A second explanation for not identifying a clear single factor solution is that although a generic construct might be superior, certain items of the scale may impact differently on different subgroups. For example, fear might be related to a certain direction of movement, i.e. if the neck pain is located on the right-hand side, someone may be afraid only for movements in this direction. This theory would fit with the findings from the EFA’s and the finding of high internal consistency, while the questionnaire does not appear to be unidimensional. Investigations into measurement invariance may shed light upon this possibility. Furthermore, if specific items are related to fear for a certain direction of movement, Item Response Theory models may prove of interest. Finally, it could be that, as described above, multiple constructs such as pain, disability and fear overlap each other.

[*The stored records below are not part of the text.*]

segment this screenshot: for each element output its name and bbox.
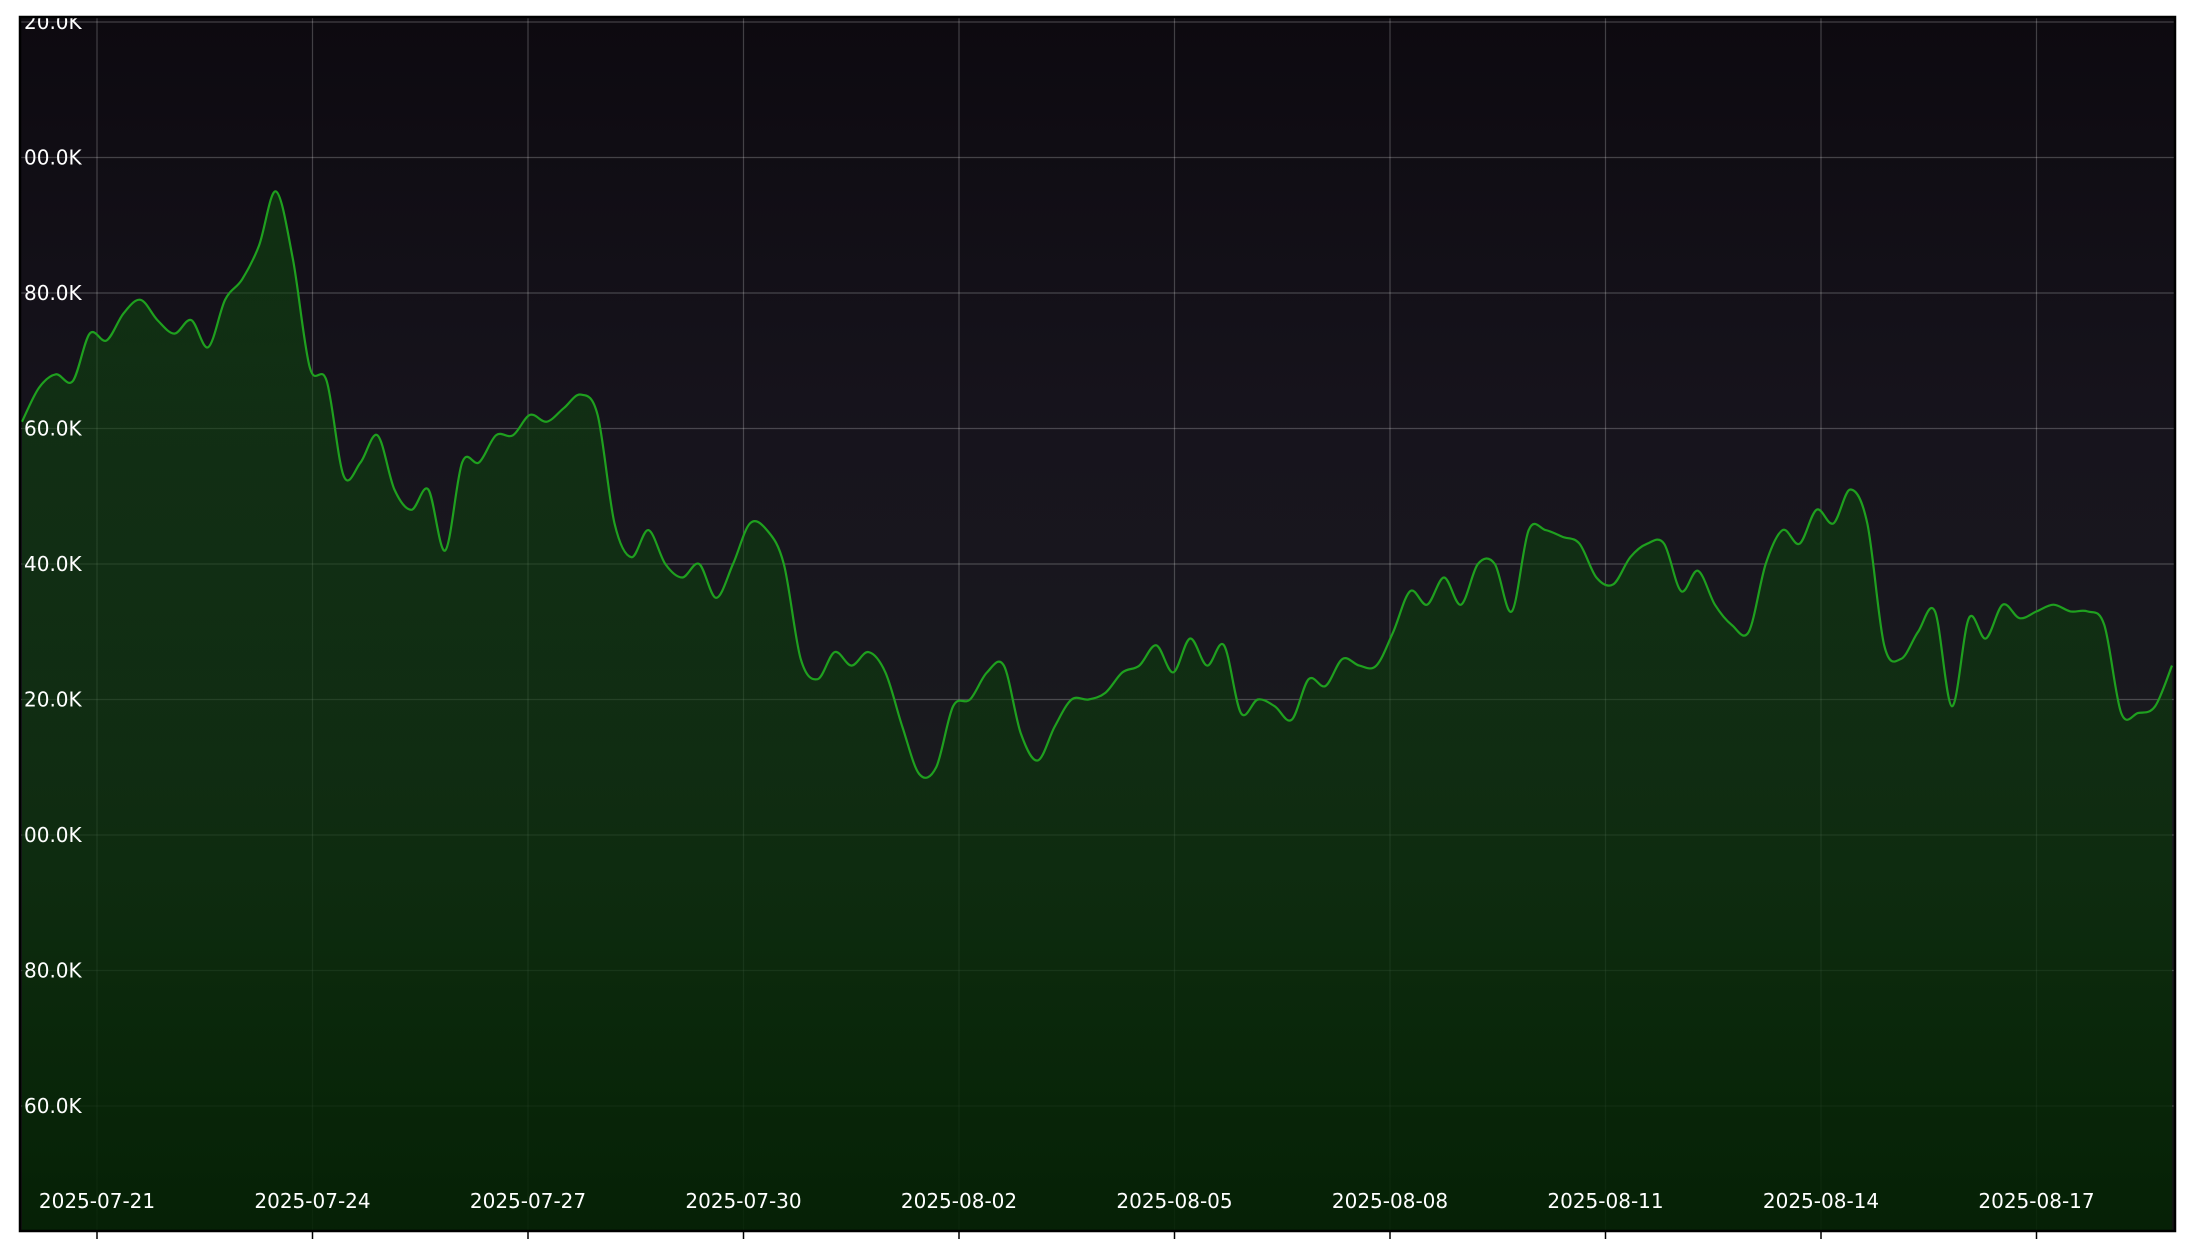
y-tick-label: 80.0K xyxy=(24,959,83,983)
plot-frame xyxy=(18,15,2177,1233)
x-tick-label: 2025-08-08 xyxy=(1332,1189,1448,1213)
x-tick-label: 2025-08-11 xyxy=(1547,1189,1663,1213)
y-tick-label: 60.0K xyxy=(24,1094,83,1118)
x-tick-label: 2025-07-30 xyxy=(685,1189,801,1213)
y-tick-label: 00.0K xyxy=(24,146,83,170)
y-tick-label: 60.0K xyxy=(24,417,83,441)
x-axis-ticks: 2025-07-21 2025-07-24 2025-07-27 2025-07-30… xyxy=(39,1189,2095,1239)
x-tick-label: 2025-08-17 xyxy=(1978,1189,2094,1213)
y-axis-ticks: 20.0K 00.0K 80.0K 60.0K 40.0K 20.0K 00.0K 80.0K… xyxy=(24,10,83,1118)
x-tick-label: 2025-07-21 xyxy=(39,1189,155,1213)
x-tick-label: 2025-07-24 xyxy=(254,1189,370,1213)
y-tick-label: 00.0K xyxy=(24,823,83,847)
y-tick-label: 80.0K xyxy=(24,281,83,305)
x-tick-label: 2025-08-05 xyxy=(1116,1189,1232,1213)
y-tick-label: 20.0K xyxy=(24,688,83,712)
x-tick-label: 2025-08-14 xyxy=(1763,1189,1879,1213)
y-tick-label: 20.0K xyxy=(24,10,83,34)
series-line xyxy=(21,190,2174,779)
y-tick-label: 40.0K xyxy=(24,552,83,576)
x-tick-label: 2025-07-27 xyxy=(470,1189,586,1213)
series-area-fill xyxy=(22,191,2172,1231)
x-tick-label: 2025-08-02 xyxy=(901,1189,1017,1213)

More research is needed to reveal which underlying constructs are part of the PFActS-C-DLV and to see which items rely on which factor in a specific population. For this reason, it would be valuable to assess neck pain related data (such as the location of the pain, provocative movements and onset of pain (traumatic or non-traumatic) more specifically, so subgroup analyses can be made.

Conclusions

This study shows us that the PFActS-C-DLV is a reliable region-specific instrument, which is easy to apply in people with neck pain in primary care settings. The construct validity was supported, based on hypotheses testing. However, factor analyses could not confirm a one factor solution, so the underlying construct of the PFActS-C-DLV remains unclear. Therefore, we have to remain cautious with the interpretation of the sum score of the PFActS-C-DLV.